NEOS Mach´ mit

Es braucht politische Unternehmer, nicht Unterlasser!

  Matthias Strolz  am 22.07.2012

Wir drehen aktuell die ersten Runden, um eine Finanzierung für unsere neue politische Bewegung auf die Beine zu bekommen. Manche halten es für unmöglich; wir halten es für eine große Herausforderung. Zum einen teilen sich die alteingesessenen Parteien circa 300 Millionen pro Jahr – sind Weltmeister in der Versorgung mit öffentlichem Geld. Und sie haben gerade die Eintrittsbarrieren zum politischen Marktplatz noch einmal erhöht, in dem sie sich selbst zusätzliche Millionen zusprachen und neuen Bewegungen weitere Steine in den Weg legen. Zum anderen ist das öffentliche Klima derzeit nicht dazu geeignet, Leute zu motivieren, sich als (finanzielle) Unterstützer für eine politische Bewegung zu deklarieren. Die Politik ist imagemäßig fürchterlich im Eck. Da will sich kaum jemand dazustellen.
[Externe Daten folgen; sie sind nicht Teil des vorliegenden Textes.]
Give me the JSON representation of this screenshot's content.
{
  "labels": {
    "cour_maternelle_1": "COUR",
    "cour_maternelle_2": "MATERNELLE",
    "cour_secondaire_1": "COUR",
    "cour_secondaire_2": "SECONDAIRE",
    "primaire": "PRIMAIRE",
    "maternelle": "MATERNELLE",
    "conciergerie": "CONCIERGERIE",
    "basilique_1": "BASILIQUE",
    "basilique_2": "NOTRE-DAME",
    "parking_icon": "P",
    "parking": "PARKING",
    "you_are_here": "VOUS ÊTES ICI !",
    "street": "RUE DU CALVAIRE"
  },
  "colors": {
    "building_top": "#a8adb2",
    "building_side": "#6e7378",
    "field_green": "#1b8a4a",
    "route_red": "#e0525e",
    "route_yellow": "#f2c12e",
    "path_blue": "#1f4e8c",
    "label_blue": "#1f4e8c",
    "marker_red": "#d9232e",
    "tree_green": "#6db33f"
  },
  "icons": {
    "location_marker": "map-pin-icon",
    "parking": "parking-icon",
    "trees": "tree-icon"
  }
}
Gleichzeitig bin ich zuversichtlich, dass uns eine Finanzierung gelingen wird. Geld ist wichtig, aber – wie so oft im Leben – nicht das Wichtigste. Für uns spricht, dass wir das Richtige tun. Denn der gefühlte Stillstand ist groß und die etablierten Parteien haben zu wenig Gestaltungskraft und Vitalität, um unsere Republik in den nächsten Jahren gut schultern zu können. Sie sind zu sehr mit sich, ihren Skandalen und der Verwaltung ihrer Machtansprüche beschäftigt. Landebahnen für die Zukunft bauen sie keine brauchbaren. Sie sind mit der Gegenwart schon überfordert. Es braucht also frische Kräfte. Es braucht Hebammen für das Neue.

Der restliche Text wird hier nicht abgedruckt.